Court Opinion

ID: 9463097
Source: CourtListenerOpinion
Date Created: 2023-08-04 22:57:58.097326+00
Date Added: 2024-06-11T17:37:55.868032
License: Public Domain

GOODWIN, Circuit Judge
(dissenting):
I would affirm the Secretary’s order.
In order to facilitate market regulation, Congress has invested certain executive agencies with broad powers. For example, Congress intended that the Federal Trade Commission be accorded wide latitude in its assessment of unfair trade practices. FTC v. Brown Shoe Co., 384 U.S. 316, 86 S.Ct. 1501, 16 L.Ed.2d 587 (1966). The FTC can “define and proscribe an unfair competitive practice, even though the practice does not infringe either the letter or the spirit of the antitrust laws.” FTC v. Sperry & Hutchinson Co., 405 U.S. 233, 239, 92 S.Ct. 898, 903, 31 L.Ed.2d 170 (1972).
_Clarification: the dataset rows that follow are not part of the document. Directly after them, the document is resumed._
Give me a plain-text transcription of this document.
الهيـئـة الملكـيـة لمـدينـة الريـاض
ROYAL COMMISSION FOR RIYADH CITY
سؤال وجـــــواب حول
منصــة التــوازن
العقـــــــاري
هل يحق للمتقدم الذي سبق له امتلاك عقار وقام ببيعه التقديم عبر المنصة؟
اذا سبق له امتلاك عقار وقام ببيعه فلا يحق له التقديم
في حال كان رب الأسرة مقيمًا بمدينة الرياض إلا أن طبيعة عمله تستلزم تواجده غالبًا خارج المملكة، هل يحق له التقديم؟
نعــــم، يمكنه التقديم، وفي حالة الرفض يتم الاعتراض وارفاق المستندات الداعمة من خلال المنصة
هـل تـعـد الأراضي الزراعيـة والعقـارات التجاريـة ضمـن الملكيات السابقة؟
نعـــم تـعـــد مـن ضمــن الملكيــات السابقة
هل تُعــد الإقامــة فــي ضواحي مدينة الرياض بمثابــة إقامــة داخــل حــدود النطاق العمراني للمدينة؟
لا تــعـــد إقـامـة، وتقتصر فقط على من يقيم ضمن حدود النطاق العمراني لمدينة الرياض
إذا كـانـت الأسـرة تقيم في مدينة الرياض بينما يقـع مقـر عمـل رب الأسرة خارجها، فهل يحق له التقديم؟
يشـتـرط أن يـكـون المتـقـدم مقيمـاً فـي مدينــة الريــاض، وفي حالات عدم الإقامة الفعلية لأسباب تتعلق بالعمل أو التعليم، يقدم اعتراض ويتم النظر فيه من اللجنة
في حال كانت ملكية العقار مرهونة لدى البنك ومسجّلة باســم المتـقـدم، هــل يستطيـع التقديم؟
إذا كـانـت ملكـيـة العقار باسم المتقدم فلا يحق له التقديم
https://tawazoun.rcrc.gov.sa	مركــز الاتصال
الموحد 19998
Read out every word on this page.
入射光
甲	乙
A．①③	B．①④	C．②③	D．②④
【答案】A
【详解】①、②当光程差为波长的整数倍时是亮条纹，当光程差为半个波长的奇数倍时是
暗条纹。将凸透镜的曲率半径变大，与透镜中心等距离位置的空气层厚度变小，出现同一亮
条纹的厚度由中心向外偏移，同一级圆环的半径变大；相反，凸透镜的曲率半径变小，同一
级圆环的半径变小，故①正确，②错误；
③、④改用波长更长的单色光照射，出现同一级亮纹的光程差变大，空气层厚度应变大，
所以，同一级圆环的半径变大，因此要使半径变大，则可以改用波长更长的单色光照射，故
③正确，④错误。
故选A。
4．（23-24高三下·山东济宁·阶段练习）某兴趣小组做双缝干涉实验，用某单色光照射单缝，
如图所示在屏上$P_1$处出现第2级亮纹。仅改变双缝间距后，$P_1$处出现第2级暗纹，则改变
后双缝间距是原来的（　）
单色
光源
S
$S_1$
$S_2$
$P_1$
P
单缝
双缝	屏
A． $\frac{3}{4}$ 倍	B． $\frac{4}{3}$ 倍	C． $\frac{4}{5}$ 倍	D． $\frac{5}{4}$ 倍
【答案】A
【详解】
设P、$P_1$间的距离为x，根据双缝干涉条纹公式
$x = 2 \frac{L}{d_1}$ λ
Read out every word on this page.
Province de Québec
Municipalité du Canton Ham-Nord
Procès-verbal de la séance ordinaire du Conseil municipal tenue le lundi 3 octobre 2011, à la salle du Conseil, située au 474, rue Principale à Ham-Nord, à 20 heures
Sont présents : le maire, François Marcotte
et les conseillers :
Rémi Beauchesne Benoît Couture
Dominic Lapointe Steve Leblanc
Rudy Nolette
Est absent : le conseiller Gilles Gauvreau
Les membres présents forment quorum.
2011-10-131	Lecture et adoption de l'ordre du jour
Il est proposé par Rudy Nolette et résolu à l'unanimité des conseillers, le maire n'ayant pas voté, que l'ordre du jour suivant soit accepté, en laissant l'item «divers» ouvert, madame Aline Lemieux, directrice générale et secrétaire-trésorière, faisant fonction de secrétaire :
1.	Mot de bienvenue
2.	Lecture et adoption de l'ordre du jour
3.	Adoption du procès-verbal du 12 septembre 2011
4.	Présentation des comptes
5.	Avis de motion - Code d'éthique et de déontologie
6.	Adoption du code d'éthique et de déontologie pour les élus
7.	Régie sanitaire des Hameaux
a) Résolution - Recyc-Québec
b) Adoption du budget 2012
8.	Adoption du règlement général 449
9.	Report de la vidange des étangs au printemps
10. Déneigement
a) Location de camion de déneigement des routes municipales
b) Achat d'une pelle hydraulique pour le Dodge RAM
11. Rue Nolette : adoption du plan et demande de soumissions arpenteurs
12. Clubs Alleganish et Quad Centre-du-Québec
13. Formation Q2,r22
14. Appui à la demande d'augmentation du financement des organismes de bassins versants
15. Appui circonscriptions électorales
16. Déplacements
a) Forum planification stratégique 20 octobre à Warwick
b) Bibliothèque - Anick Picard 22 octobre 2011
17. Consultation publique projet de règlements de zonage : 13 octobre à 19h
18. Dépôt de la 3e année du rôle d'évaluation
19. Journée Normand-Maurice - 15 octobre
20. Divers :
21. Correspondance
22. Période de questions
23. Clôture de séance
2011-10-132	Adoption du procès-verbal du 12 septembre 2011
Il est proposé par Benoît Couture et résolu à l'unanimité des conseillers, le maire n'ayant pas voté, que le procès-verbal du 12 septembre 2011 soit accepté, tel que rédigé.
Significantly, the prohibitions of sections 202(a) and 312(a) of the Packers and Stockyards Act, 7 U.S.C. §§ 192(a) & 213(a), were intended to be as rigorous, if not more rigorous, that those imposed under § 5 of the Federal Trade Commission Act, § 2 of the Clayton Act, and the various sections of the Sherman Antitrust Act. Wilson & Co. v. Benson, 286 F.2d 891 (7th Cir. 1961). See also, 61 Cong.Rec. 1805. The Packers and Stockyards Act is remedial legislation. Stafford v. Wallace, 258 U.S. 495, 521, 42 S.Ct. 397, 66 L.Ed. 735 (1922). It should be liberally construed in order to fully carry out its public purpose: protection of producers and consumers from economic harm at the hands of middlemen. Bruhn’s Freezer Meats v. United States Department of Agriculture, 438 F.2d 1332, 1336 (8th Cir. 1971).
In deciding what level of proof is required under the Act to characterize an activity as “unfair”, the courts have inquired whether the questioned conduct necessarily offends a central purpose of the Act. See Armour & Co. v. United States, 402 F.2d 712, 717 (7th Cir. 1968). The Seventh Circuit has suggested that the Secretary has broad powers of prohibition with regard to trade practices that conflict with the basic policies of the various antitrust statutes, “even though the practices may not actually violate those statutes * * *. (Citation omitted.)” Armour & Co. v. United States, 402 F.2d at 717. This is fully consistent with the powers recognized in the FJCC. In the instant case, the department had ample evidence that packer-dealer coownership does potentially threaten a central purpose of the statute.
I find no implied authorization in the section governing dealers, 7 U.S.C. § 213, for a dealer to act as a packer; but there is a bar on “unfair practices” which mirrors *1329subsection (a) of 7 U.S.C. § 192, the packer statute. Coownership here must be tested for compliance with both the dealer and packer statutes.
Subsections (c) and (d) of 7 U.S.C. § 192 speak not to packer-dealer identity but to dealer-like activities by an entity plainly identifiable as a packer. I see no inconsistency between absolute prohibition of coownership under § 192(a) (or § 213(a)) and a prohibition under § 192(e) or (d) conditioned on proof of anticompetitive purpose or effect. Distinctions of this type are not unusual in a regulatory scheme as broadly endowed by Congress as this one is.
If I were Secretary, I might not have considered the anticompetitive potential in this case to be as grave as the incumbent apparently has considered it, but I am content to leave the decision in his hands.